Salina Journal
- Type: Daily newspaper
- Format: Broadsheet
- Owner: USA Today Co.
- Publisher: M. Olaf Frandsen
- Editor-in-chief: Sharon Montague
- Editor: M. Olaf Frandsen
- Deputy editor: Doug Armbruster
- Founded: February 16, 1871
- Language: English
- Headquarters: Salina, Kansas United States
- Circulation: 20,364
- ISSN: 0745-127X
- Website: salina.com

= Salina Journal =

Newspaper in Salina, Kansas

The Salina Journal is a daily morning newspaper based in Salina, Kansas, United States. It is delivered in north-central and north-western Kansas.
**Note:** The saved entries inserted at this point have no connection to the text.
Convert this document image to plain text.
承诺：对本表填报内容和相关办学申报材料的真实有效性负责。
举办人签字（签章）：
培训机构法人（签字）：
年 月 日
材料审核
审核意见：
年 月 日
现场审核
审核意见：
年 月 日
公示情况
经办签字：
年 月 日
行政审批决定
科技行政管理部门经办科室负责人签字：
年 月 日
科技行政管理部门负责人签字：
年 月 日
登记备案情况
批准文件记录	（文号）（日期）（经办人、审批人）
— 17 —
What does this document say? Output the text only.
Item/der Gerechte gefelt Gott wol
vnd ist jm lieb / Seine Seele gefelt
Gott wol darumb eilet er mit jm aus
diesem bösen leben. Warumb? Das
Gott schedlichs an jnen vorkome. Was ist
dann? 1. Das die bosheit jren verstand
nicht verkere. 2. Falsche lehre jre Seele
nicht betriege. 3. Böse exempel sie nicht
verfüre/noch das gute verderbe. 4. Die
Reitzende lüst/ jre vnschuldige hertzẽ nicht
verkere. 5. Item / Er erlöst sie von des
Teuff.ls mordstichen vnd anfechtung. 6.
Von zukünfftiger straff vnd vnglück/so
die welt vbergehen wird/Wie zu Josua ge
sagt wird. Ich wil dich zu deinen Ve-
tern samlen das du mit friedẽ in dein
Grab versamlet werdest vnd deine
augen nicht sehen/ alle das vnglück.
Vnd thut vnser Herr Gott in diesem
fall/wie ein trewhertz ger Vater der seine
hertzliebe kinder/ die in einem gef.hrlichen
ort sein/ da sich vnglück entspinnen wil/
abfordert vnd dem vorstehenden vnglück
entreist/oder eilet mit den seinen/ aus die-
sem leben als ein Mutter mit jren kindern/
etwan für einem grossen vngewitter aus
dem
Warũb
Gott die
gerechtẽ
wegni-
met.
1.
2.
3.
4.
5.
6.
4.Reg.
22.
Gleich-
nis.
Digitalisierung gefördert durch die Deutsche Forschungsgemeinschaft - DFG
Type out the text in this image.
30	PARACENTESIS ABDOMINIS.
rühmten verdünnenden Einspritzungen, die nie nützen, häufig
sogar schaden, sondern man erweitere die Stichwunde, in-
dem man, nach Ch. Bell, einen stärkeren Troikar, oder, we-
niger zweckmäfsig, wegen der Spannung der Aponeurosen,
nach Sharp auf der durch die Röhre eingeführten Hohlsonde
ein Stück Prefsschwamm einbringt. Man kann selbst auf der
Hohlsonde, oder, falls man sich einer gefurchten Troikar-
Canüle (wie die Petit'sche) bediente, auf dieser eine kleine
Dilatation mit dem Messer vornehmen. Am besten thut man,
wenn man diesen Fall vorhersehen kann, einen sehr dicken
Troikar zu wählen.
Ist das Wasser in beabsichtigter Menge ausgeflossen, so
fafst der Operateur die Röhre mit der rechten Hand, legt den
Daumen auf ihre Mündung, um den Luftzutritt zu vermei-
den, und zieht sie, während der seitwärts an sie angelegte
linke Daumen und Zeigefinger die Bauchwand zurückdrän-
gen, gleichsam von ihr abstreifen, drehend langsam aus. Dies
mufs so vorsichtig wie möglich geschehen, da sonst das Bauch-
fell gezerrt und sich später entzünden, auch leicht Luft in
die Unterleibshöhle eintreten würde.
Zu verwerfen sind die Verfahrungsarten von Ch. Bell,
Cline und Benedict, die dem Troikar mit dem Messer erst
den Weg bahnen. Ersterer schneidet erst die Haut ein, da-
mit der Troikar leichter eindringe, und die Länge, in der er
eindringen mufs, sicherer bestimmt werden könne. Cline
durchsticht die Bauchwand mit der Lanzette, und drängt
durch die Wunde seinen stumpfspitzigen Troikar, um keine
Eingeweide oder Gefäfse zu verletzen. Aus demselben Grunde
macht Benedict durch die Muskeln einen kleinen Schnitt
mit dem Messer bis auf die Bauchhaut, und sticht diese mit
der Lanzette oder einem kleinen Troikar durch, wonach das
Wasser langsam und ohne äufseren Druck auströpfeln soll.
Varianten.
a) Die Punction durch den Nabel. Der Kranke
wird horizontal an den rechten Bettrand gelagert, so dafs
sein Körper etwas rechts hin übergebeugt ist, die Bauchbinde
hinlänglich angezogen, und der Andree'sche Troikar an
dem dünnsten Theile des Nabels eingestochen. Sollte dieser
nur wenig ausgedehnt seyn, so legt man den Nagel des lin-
Circulation is reported at 20,364 in 2019.

==History==
The Journal was founded in 1871. It was purchased by Hutchinson, Kansas-based Harris Enterprises in 1949. In November 2016, GateHouse Media purchased the Journal and the five other Harris newspapers.

== 333 Line==
The 333 Line is a feature of Salina Journals editorial page. People can telephone their comments which are recorded by automation. Some of these comments appear, verbatim, on the paper's editorial page. In 2004 the Salina Public Library conducted a poll that suggests that the 333 Line is a controversial subject for some members of the community.